C# Constants and Delegates-Collection of common programming errors


  • xxmrlnxx

    I’ve seen delgates and constants before in code but when and where are the appropiate times to use these? The uses that I’ve seen I can see other ways to program around them? Could any one tell me there true benefits for I’ve never used either.


  • Foxfire

    Delegates are an absolute must-have if you add events to your class or are doing anything asynchroneous (There are several other good reasons to have delegates). Benefits is that it is a very flexible approach.

    Constants help you to prevent “Magic Numbers”. Aka provide a central place where you can specify constant data that is semantically identical.

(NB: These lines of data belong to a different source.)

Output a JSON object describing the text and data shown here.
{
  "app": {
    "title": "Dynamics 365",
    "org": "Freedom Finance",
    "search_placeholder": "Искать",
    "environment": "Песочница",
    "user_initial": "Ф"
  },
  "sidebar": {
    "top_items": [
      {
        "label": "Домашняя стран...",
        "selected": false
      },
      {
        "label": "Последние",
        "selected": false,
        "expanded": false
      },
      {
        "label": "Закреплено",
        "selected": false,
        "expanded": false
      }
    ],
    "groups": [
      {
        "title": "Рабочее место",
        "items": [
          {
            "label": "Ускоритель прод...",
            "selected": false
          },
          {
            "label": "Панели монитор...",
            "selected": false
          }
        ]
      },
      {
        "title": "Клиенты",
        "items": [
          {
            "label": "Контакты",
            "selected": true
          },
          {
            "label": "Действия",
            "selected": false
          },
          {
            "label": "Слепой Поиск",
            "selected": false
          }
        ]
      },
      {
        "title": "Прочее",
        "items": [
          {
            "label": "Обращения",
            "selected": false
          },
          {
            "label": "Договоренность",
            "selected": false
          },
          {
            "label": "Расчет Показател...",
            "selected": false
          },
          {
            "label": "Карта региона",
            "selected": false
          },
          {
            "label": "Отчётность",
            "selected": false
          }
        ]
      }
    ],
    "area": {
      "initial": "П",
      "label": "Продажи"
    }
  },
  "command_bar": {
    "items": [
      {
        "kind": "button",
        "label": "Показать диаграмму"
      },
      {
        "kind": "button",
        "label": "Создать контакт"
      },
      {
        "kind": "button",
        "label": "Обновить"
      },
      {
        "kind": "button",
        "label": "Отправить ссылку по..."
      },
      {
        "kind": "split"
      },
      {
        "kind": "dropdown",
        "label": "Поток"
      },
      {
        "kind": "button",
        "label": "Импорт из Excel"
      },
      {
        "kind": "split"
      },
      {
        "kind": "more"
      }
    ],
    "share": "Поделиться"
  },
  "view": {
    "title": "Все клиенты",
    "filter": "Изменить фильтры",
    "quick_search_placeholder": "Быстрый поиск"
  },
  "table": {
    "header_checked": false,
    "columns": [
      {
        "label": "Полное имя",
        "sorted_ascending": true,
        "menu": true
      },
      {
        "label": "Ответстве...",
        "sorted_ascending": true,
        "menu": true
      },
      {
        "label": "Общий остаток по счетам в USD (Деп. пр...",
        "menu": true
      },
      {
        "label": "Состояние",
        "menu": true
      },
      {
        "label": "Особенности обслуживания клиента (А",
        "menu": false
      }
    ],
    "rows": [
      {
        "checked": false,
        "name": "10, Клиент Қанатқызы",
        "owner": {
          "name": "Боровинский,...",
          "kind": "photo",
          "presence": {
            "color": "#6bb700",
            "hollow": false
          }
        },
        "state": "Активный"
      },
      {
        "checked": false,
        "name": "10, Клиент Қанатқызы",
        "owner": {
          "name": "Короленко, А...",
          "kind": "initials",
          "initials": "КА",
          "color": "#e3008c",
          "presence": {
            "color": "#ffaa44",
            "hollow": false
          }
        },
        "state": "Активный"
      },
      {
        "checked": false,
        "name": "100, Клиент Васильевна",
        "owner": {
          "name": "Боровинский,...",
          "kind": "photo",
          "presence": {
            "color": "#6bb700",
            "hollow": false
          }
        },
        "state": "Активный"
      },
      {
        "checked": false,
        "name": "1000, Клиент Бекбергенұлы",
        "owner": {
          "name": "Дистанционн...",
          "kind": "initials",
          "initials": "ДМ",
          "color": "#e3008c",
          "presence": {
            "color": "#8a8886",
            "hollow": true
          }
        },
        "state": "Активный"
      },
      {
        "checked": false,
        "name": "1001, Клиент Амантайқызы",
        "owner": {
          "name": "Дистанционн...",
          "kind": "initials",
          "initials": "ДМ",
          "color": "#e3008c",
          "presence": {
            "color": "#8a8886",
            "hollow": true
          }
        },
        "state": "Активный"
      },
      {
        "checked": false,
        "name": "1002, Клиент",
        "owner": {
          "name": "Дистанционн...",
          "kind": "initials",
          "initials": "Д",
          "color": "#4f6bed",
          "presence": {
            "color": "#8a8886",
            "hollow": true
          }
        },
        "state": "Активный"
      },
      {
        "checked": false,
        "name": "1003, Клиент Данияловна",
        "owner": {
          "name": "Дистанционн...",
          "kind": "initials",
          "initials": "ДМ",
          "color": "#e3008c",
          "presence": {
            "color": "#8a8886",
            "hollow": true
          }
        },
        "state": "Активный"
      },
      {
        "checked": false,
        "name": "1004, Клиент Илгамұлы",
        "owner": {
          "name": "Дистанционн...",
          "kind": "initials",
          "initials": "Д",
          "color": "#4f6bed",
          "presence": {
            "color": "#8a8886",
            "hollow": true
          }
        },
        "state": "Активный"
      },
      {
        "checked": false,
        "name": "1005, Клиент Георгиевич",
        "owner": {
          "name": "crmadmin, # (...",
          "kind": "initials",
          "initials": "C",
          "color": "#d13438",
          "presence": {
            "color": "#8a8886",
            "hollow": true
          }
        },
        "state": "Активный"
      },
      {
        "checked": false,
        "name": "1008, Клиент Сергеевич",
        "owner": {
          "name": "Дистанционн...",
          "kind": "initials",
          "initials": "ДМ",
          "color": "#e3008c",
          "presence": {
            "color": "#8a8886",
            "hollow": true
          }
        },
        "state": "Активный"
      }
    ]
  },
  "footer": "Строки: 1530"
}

Their benefit is that they incur absolutely no performance or memory overhead.


  • Abel

    I’d like to emphasize the difference between const and readonly in C#, even though you don’t ask, it can be of importance:

    1. A const variable is replaced by its literal value when you compile. That means, if you change the value of it (i.e., add more digits to PI, or increase allowed MAX_PROCESSORS), and other components use this constant, they will not see the new value.
    2. A readonly variable cannot be changed either, but is never replaced by its literal value when you compile. When you update your reference, other components of your application will see this update immediately and do not need to be recompiled.

    This difference is subtle but very important as it can introduce subtle bugs. The lesson here is: only use const when you are absolutely sure the value will never change, use readonly otherwise.

    Delegates are a placeholder (blueprint, signature) of a method call. I consider them the interface declaration of a method. A delegate variable is of the type of a delegate. It can be used as if it were the method (yet it can point to different implementations of the same method signature).


  • ChrisF

    Constants should be used for values like pi (3.14159…). Using them means that your code reads sensibly:

    double circumference = radius * 2.0 * PI;
    

    it also means that if the value of the constant changes (obviously not for pi!) then you only have to change the code in one place.